Huawei has categorically denied that its technology poses any kind of danger, assuring ministers that it is safe. Huawei's Vice President Victor Zhang said the company is confident "that we can continue to work with network operators to roll out 5G across the UK."
Already, two UK network operators Vodafone and BT Group's EE have successfully used Huawei's equipment in their 5G networks without a hitch, while more recently, the Science and Technology Select Committee of the House of Commons chaired by Member of Parliament Norman Lamb found "no technical grounds" for excluding Huawei from the UK's 5G network.
"Following my committee's recent evidential session, we have concluded that there are no technical grounds for excluding Huawei entirely from the UK's 5G or other telecommunications networks. The benefits of 5G are clear and the removal of Huawei from current or future networks could cause significant delays," Lamb said.
With no technical grounds to exclude Huawei, nor any evidence from Vodafone or EE to suggest any problems with the equipment, delaying the use of its technology needs to be reversed and quickly. A report titled The Impact on the UK of a Restriction on Huawei in the Telecoms Supply Chain by Assembly, a London-based analyst firm, concluded that further delays or inaction risk significant weaken of the UK's business environment.
The report was commissioned by the UK's four mobile network operators and stated that a delay of 18 months to two years would cost the UK between £4.5 billion ($5.4 billion) and £6.8 billion ($8.2 billion), as well as many of the benefits associated with being a 5G leader.
"The UK is currently well-placed to possibly be the first country to launch 5G at scale in the Western world, any delays will result in the UK missing the opportunity to be the host of pioneering experimentation," the report stated.
The UK stands to benefit greatly from 5G, with the government's Future Communications Challenge Group (FCCG) reporting in 2017 that estimates of the impact on the mobile sector would be £112 billion ($135.5 billion) by 2020, growing to £198 billion ($239.6 billion) by 2030, nearly 5.7 percent of the UK's GDP. Removing Huawei from its networks would seriously reduce that figure.
Delays would also see research and development opportunities in car manufacturing "lost" to countries such as Germany and the Republic of Korea, and hamper the "country's level of competitiveness," the report added.
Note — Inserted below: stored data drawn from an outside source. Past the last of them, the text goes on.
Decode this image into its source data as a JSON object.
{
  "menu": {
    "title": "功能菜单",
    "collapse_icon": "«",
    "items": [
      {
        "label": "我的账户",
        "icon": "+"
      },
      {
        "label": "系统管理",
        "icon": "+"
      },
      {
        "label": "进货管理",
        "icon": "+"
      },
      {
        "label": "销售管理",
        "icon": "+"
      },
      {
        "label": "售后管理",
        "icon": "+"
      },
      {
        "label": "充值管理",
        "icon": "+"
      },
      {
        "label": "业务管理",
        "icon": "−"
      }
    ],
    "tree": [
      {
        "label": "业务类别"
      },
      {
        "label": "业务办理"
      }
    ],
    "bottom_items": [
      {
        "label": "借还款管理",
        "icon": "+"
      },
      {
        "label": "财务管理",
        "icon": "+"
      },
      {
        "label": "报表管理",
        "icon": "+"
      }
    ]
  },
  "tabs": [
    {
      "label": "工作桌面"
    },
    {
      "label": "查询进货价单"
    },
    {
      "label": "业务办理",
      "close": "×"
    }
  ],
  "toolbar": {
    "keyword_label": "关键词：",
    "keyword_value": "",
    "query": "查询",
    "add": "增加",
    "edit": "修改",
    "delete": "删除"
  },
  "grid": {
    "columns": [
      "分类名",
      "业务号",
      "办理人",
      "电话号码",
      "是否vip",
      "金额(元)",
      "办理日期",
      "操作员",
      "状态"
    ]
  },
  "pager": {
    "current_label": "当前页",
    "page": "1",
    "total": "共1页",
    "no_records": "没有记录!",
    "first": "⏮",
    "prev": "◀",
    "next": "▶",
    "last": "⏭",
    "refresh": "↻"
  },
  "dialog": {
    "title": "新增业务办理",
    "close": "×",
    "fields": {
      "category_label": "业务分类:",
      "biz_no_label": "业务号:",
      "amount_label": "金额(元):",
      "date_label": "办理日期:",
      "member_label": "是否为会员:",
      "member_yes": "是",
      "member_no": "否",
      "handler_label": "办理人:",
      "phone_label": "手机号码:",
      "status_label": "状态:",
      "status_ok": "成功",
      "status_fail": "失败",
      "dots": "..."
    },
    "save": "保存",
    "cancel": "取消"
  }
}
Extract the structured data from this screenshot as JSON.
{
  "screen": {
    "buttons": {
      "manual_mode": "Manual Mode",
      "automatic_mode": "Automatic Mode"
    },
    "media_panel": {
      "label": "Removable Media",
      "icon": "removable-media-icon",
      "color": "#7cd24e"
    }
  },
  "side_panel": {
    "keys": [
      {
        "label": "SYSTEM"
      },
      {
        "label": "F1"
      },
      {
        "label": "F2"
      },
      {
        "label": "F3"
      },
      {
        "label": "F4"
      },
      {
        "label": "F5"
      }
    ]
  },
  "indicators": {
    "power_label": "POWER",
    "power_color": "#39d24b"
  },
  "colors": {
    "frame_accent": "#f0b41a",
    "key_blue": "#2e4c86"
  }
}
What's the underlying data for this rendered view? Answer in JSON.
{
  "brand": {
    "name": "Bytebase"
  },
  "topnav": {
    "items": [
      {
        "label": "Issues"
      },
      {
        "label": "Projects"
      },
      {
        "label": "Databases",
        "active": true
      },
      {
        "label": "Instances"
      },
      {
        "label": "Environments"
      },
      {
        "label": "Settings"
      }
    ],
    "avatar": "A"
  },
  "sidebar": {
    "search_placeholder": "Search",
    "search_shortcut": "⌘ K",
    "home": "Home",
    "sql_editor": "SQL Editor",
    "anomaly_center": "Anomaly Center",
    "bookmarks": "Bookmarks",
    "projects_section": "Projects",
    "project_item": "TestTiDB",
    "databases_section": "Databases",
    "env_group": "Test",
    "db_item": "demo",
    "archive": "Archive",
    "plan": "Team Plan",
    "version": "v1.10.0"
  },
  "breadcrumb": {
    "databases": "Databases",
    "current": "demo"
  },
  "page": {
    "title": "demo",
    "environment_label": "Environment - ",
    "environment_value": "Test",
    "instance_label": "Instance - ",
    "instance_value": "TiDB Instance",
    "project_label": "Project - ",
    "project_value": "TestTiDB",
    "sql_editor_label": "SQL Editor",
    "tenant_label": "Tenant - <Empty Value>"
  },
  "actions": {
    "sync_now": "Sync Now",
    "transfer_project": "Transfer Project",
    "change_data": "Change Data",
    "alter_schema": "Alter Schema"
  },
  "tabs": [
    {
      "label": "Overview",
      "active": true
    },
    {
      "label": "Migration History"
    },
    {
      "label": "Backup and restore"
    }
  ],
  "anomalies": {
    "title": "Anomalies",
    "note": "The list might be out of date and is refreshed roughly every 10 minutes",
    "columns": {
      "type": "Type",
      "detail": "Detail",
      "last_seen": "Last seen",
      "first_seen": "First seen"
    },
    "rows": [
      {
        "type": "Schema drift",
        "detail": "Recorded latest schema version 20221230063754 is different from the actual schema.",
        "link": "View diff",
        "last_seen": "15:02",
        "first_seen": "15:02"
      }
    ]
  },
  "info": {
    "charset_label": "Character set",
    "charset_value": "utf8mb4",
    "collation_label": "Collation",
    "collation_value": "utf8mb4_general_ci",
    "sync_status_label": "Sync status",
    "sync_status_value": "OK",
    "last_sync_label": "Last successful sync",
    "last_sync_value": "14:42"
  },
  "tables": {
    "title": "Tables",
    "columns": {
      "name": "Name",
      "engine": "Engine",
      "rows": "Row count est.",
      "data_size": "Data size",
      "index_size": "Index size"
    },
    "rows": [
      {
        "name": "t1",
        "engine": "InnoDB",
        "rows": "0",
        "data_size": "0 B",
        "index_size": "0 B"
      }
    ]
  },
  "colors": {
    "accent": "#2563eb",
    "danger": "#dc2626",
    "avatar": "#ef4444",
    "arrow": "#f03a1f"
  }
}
The UK could also suffer a loss of inward investment, according to the report, having made 5G a key pillar in its ability to attract companies to the country.
China's Ambassador to the UK Liu Xiaoming warned in June that any ban on Huawei could hurt Chinese investment in the UK. "It will send a very bad message not only to Huawei but also to Chinese businesses," Liu told the BBC, adding that blocking Huawei could lead to "bad effects not only on trade but also on investment."
This would be especially negative given that the UK received more Chinese investment in 2018—£3.84 billion ($4.6 billion)—than any other country. With the UK needing to lock in free trade agreements post-Brexit, Johnson will not want to rock the current "golden era" between the two countries.
Johnson has promised that leaving the EU will ensure greater freedom and prosperity for the British people but any dilly-dallying like the previous administration threatens to blunt that promise. With parliament about to break for its summer recess, Johnson has weeks to formulate the details of his master plan so his administration is ready once the legislature reconvenes to successfully leave by October 31.
A positive decision on Huawei offers Johnson the opportunity to kill two birds with one stone: to give the UK the 5G edge; and to prove that it is out with the old, indecisive, chaotic government that blighted May's tenure, and in with a new, clear thinking, organized government that will ensure that the promises made are kept, no ifs, no buts.